Persevering in April had to do with setting limits, doing what I know needs to be done, and nature. I continued to minimize, ridding our home of even more junk, and we are spending as much time in nature as possible before the summer heat destroys that option. Here are other ways we persevered.
Health
April was a weird month for health issues. Wren, despite being in remission and on a gluten-free diet, had some issues that are connected to having Celiac. We went through this same thing two years ago, and she was not pleased to know we'd have to work to get her through these problems again. Neither was I, but I've come to understand something since last time: you can do all of the right things and still end up with wonky results.
I should have already known this, but I prefer the narrative that says if you follow all the rules nothing bad happens. Where this affects me health wise is that the minute I follow the rules and things go off course, I don't want to follow them anymore. I didn't eat bread for a day and didn't lose five pounds? Fine, bring on the rolls.
Health decisions are long term and may or may not work out. It's still worth it, so in April I worked harder on thinking about the long haul as opposed to the immediate result. Even then, I could be one of those people who has a heart attack while running a marathon. Just kidding, I would never run a marathon. You see my point though. I eat well because it generally makes me feel better, I work out because it's good for me, we go gluten-free because even if Wren does still occasionally have issues, it's better than what would happen if we didn't. I'm trying to keep my motives right even when things go wrong, knowing that there are no guarantees but that I generally have better luck with spinach than pork rinds.
Social Media
I am not here to denounce all social media. You are probably reading this blog post because you saw it on one of my social media pages. But in April I made some conscious decisions in this area that served me well.

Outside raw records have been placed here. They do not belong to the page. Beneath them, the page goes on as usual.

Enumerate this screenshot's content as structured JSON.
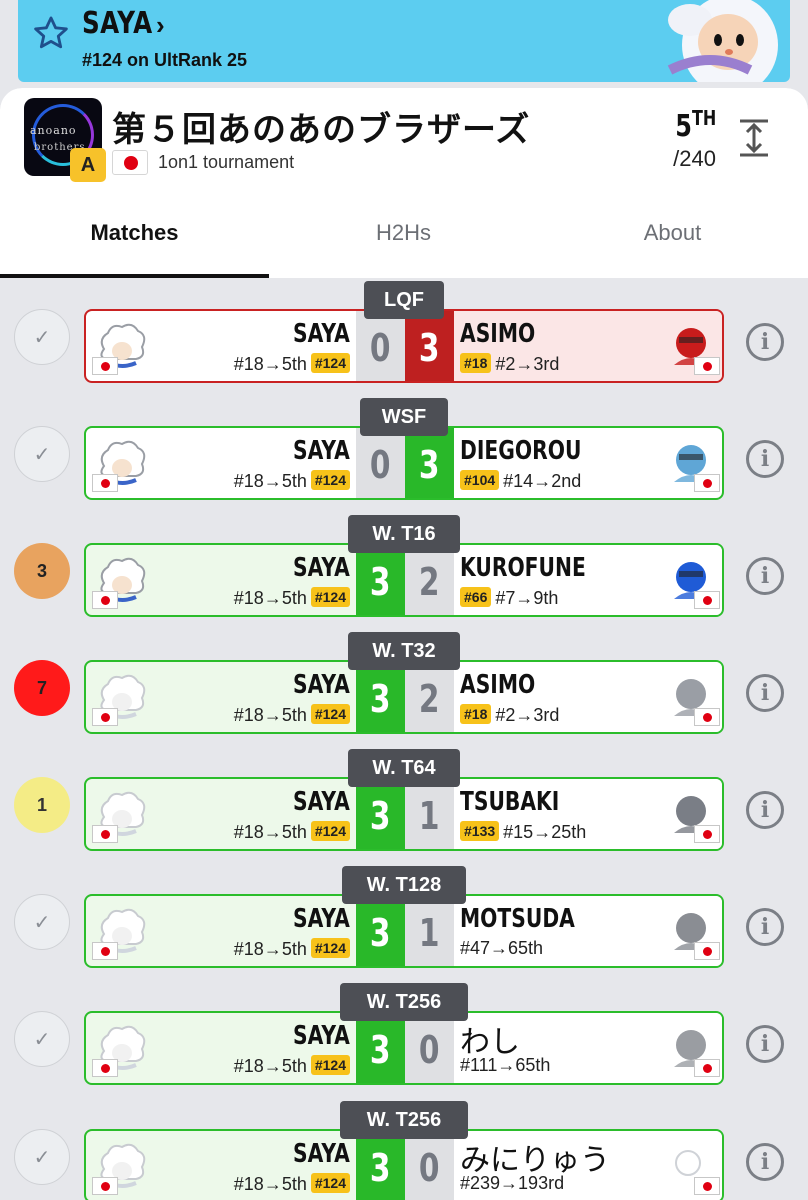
{
  "player": {
    "name": "SAYA",
    "rank_text": "#124 on UltRank 25"
  },
  "tournament": {
    "logo_line1": "anoano",
    "logo_line2": "brothers",
    "tier": "A",
    "title": "第５回あのあのブラザーズ",
    "type": "1on1 tournament",
    "placement": "5",
    "placement_suffix": "TH",
    "entrants": "/240"
  },
  "tabs": [
    {
      "label": "Matches",
      "active": true
    },
    {
      "label": "H2Hs",
      "active": false
    },
    {
      "label": "About",
      "active": false
    }
  ],
  "matches": [
    {
      "round": "LQF",
      "status": "✓",
      "player": "SAYA",
      "player_seed": "#18→5th",
      "player_badge": "#124",
      "player_score": "0",
      "opp_score": "3",
      "opponent": "ASIMO",
      "opp_badge": "#18",
      "opp_seed": "#2→3rd",
      "result": "loss"
    },
    {
      "round": "WSF",
      "status": "✓",
      "player": "SAYA",
      "player_seed": "#18→5th",
      "player_badge": "#124",
      "player_score": "0",
      "opp_score": "3",
      "opponent": "DIEGOROU",
      "opp_badge": "#104",
      "opp_seed": "#14→2nd",
      "result": "loss-green"
    },
    {
      "round": "W. T16",
      "status": "3",
      "player": "SAYA",
      "player_seed": "#18→5th",
      "player_badge": "#124",
      "player_score": "3",
      "opp_score": "2",
      "opponent": "KUROFUNE",
      "opp_badge": "#66",
      "opp_seed": "#7→9th",
      "result": "win"
    },
    {
      "round": "W. T32",
      "status": "7",
      "player": "SAYA",
      "player_seed": "#18→5th",
      "player_badge": "#124",
      "player_score": "3",
      "opp_score": "2",
      "opponent": "ASIMO",
      "opp_badge": "#18",
      "opp_seed": "#2→3rd",
      "result": "win"
    },
    {
      "round": "W. T64",
      "status": "1",
      "player": "SAYA",
      "player_seed": "#18→5th",
      "player_badge": "#124",
      "player_score": "3",
      "opp_score": "1",
      "opponent": "TSUBAKI",
      "opp_badge": "#133",
      "opp_seed": "#15→25th",
      "result": "win"
    },
    {
      "round": "W. T128",
      "status": "✓",
      "player": "SAYA",
      "player_seed": "#18→5th",
      "player_badge": "#124",
      "player_score": "3",
      "opp_score": "1",
      "opponent": "MOTSUDA",
      "opp_badge": "",
      "opp_seed": "#47→65th",
      "result": "win"
    },
    {
      "round": "W. T256",
      "status": "✓",
      "player": "SAYA",
      "player_seed": "#18→5th",
      "player_badge": "#124",
      "player_score": "3",
      "opp_score": "0",
      "opponent": "わし",
      "opp_badge": "",
      "opp_seed": "#111→65th",
      "result": "win"
    },
    {
      "round": "W. T256",
      "status": "✓",
      "player": "SAYA",
      "player_seed": "#18→5th",
      "player_badge": "#124",
      "player_score": "3",
      "opp_score": "0",
      "opponent": "みにりゅう",
      "opp_badge": "",
      "opp_seed": "#239→193rd",
      "result": "win"
    }
  ],
  "colors": {
    "banner": "#5ccdf0",
    "win_border": "#2bbd2b",
    "loss_border": "#c92222",
    "badge": "#f7c21a",
    "status_3": "#e8a35f",
    "status_7": "#ff1a1a",
    "status_1": "#f4ec86"
  },
  "icons": {
    "favorite": "star-outline-icon",
    "expand": "expand-vertical-icon",
    "info": "info-circle-icon",
    "done": "check-icon"
  }
}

I can't totally pull away from all social media because of my freelance work, but there were days I didn't go near it. When I did, it was for quick glances and not never-ending scrollfests. I used it to promote articles but not to advertise the everyday events in my life, and I enjoyed that approach.
Social media is not in and of itself evil, but it's not often a place I walk away from feeling better. For practical uses, it's good. However, when I'm reaching for it as a comfort tool, I am not really comforted, and I end up sad about the time I lost staring at a screen discovering all the ways I disagree with people I know. I'm going to continue to keep consumption low and enjoy the time it affords me.
Delaying Gratification
It's kind of retro, but delayed gratification is awesome. Yes, it's a fancy way of saying waiting for what you want, which is not something we do often anymore. However, like snail mail or counting down until Christmas, it can evoke some strong positive feelings.

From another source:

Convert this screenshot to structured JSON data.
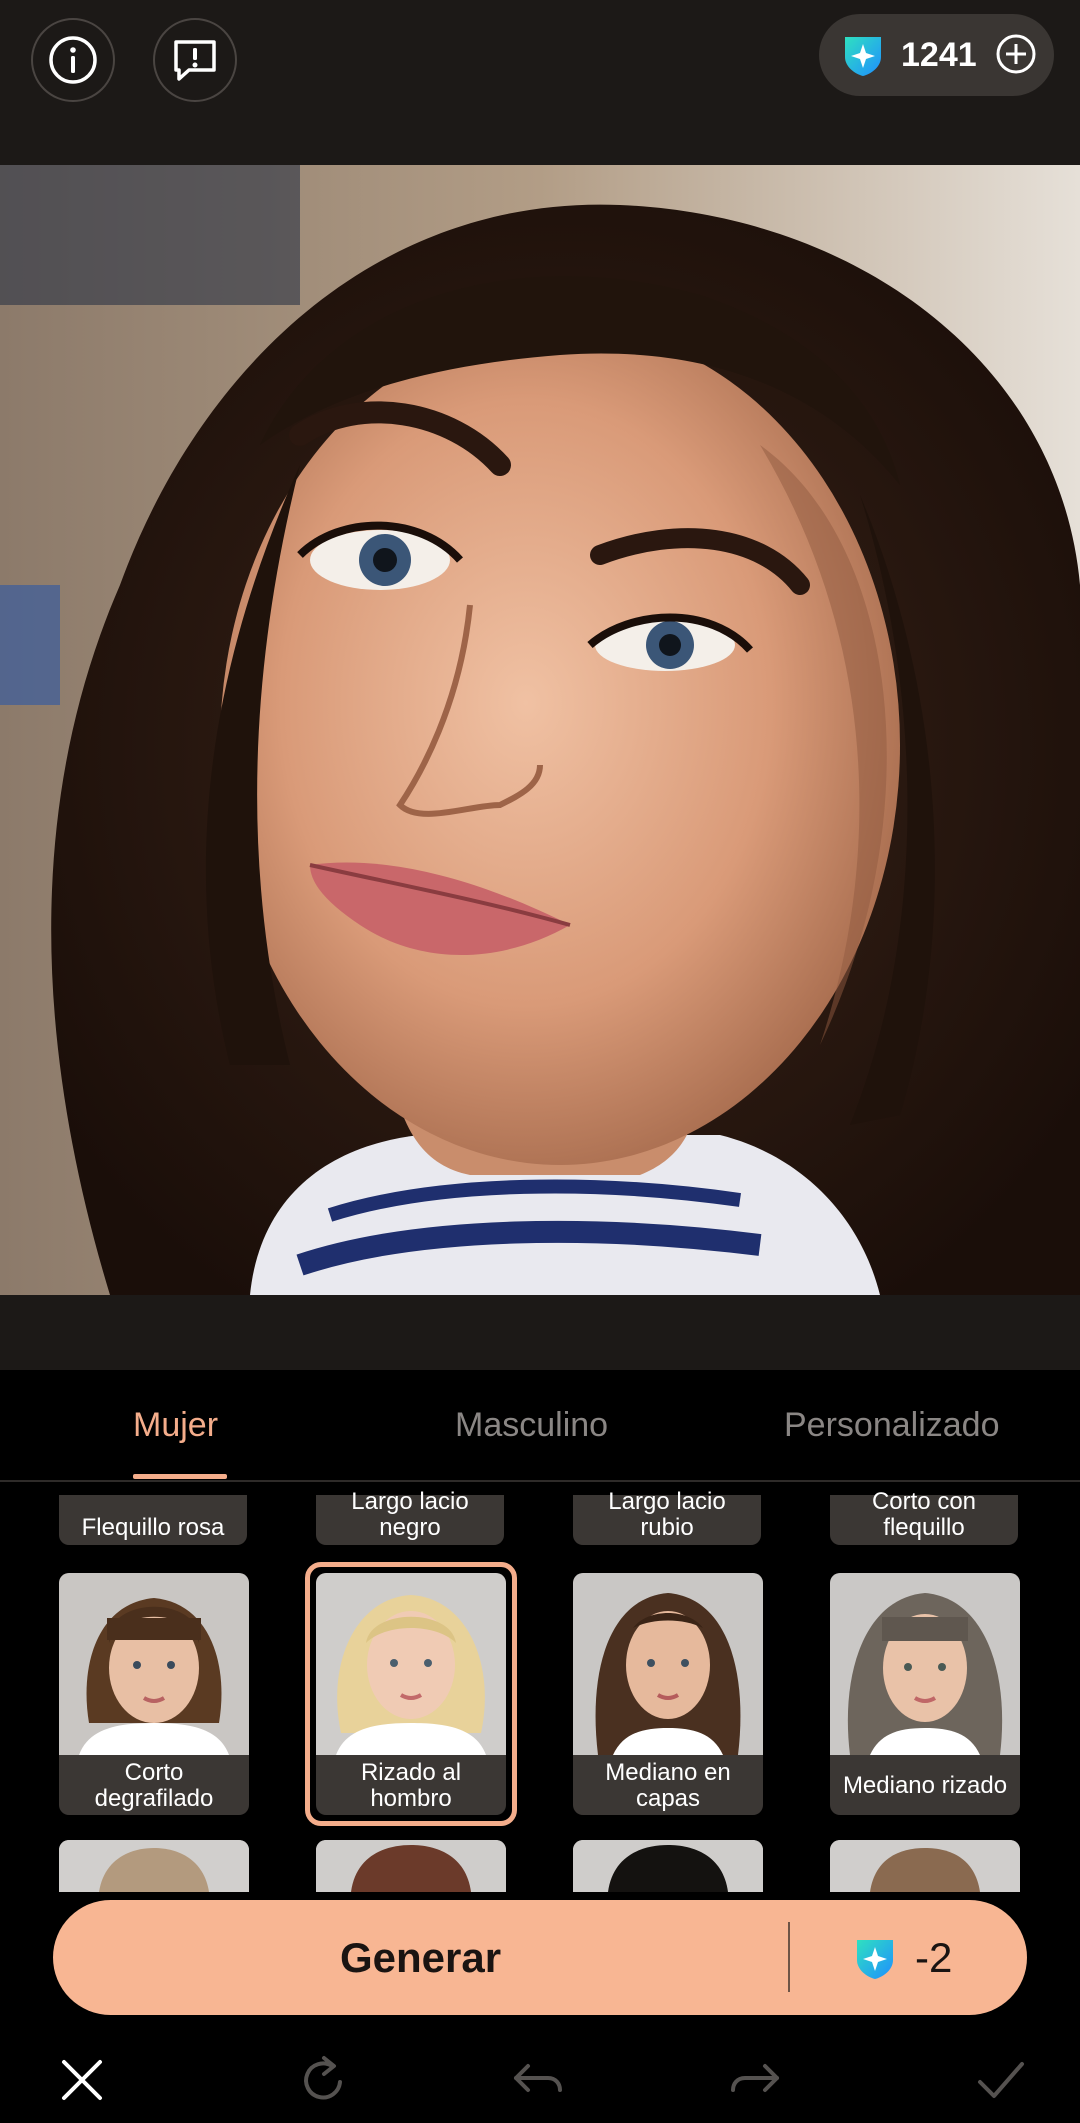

I knew I wanted a certain book and that I was going to have to purchase it, but I waited for weeks before I finally did. When I finally had it in my hands, it was a delicious feeling. Inspired by that experience, I now have a few items and experiences on my list, but I'm savoring the time leading up to actually possessing them.
Positive Spin
I've set some limits for myself in hopes of achieving certain goals, and that's not a super fun thing to do. Instead of falling into the habit of saying, "No, I can't do that", I've flipped the words. Now I say, "Yes, I can do this."
No, I can't eat chocolate three days in a row, but yes I can take myself on a nice walk and throw back some kombucha. I still don't get the chocolate, but framing the conversation in my head around what I can do instead of what I can't makes the whole experience more empowering.
Breaking It Down
Our house is almost 20 years old, and I love it. However, it needs work in many areas, and we are trying to do some small things in between raising kids and D finishing college. The problem is that I get overwhelmed easily in the face of home anything. Repairs, design, it all stresses me out.
I finally broke down my big picture to identify tiny tasks I could work on slowly that will eventually lead to the big picture. This has kept me from getting completely paralyzed by how big all these projects seem. One step at a time, one room painted, one washing machine replaced, one picture hung on the wall. We'll get there.
Kept Finding Green
We made time for outside every day possible. We played and hiked through nature preserves, sprinted past overly friendly geese on walks with friends, and just found ways to see green while we can still get out.
Summer is fast approaching, and there's only so much hiking you can do in Texas in July without having a heat stroke. There's always swimming, but I need a canopy of green over my head and birds chirping to feel like I am fully immersed in nature. Chlorine is a poor substitute, so I will continue to drag everyone outdoors to hang out under tall tress until triple digit temperatures stop me.